But the massive ship is in fact, a 1000-ton warning sign that Mumbai remains unguarded at sea. It passed undetected through three tiers of security - the Navy, the Coast Guard and the Coastal Wing of the Mumbai Police. For a city whose worst terror attack began with the arrival of ten young Pakistanis on a boat in 2008, the new lapses are inexplicable.
Defence Minister AK Antony has asked the Navy and the Coast Guard for a detailed report.
The Pavit, 77 metres long, was registered in Panama and was abandoned near Oman about a month ago after serious technical issues with its engines. A distress call led to its crew being rescued.
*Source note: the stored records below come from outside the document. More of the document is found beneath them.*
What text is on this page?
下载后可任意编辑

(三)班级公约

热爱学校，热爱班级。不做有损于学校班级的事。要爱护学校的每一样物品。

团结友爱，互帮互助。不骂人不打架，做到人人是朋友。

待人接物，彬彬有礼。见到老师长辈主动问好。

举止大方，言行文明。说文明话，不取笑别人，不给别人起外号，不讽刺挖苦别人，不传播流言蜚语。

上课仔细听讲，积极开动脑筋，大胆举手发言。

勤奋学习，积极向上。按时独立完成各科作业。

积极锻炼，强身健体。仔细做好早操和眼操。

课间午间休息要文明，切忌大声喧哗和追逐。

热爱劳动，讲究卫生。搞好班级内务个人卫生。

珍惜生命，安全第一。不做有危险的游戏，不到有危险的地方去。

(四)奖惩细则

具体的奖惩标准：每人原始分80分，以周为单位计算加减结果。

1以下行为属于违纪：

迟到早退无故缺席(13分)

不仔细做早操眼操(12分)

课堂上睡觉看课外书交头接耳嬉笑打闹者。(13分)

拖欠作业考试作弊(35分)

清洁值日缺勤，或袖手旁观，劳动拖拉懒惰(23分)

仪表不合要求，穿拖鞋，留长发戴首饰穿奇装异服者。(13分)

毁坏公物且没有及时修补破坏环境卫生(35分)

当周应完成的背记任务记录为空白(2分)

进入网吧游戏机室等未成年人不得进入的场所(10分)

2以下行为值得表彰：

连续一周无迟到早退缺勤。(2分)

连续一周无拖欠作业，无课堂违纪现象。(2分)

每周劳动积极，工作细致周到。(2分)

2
It then drifted into the Arabian Sea and entered India's exclusive economic zone which extends 200 nautical miles off the Mumbai coast. For nearly 100 hours, experts estimate, the ship without any lights - an anomaly that should have attracted scrutiny - got closer and closer to India till strong currents and wind finally thrust it within feet of Juhu Beach.
That's when Ramesh, a life guard, saw it. "I came for my shift at 5.30 in the morning and I first saw the ship in the water around 50 kilometres away when I checked through my binoculars, there was no one in the ship. I informed the Juhu Police Chowkie."
The Mumbai Police denies reports that it waited for 12 hours before informing the Coast Guard, during which time the ship ran aground.
The Coast Guard says media reports and other records showed that the Pavit had been abandoned and its crew rescued after a distress call before the ship sank near Oman. So they really weren't looking out for it. The Navy says that that though radars must have shown the ship sailing into Indian waters, it was not possible to tell that the Pavit was unmanned - which would have led to an immediate alert.
Less than a month ago, Mumbai was attacked with three serial blasts. The city is meant to be on high-alert. The Pavit proves the complete lack of coordination and security that the city has to contend with.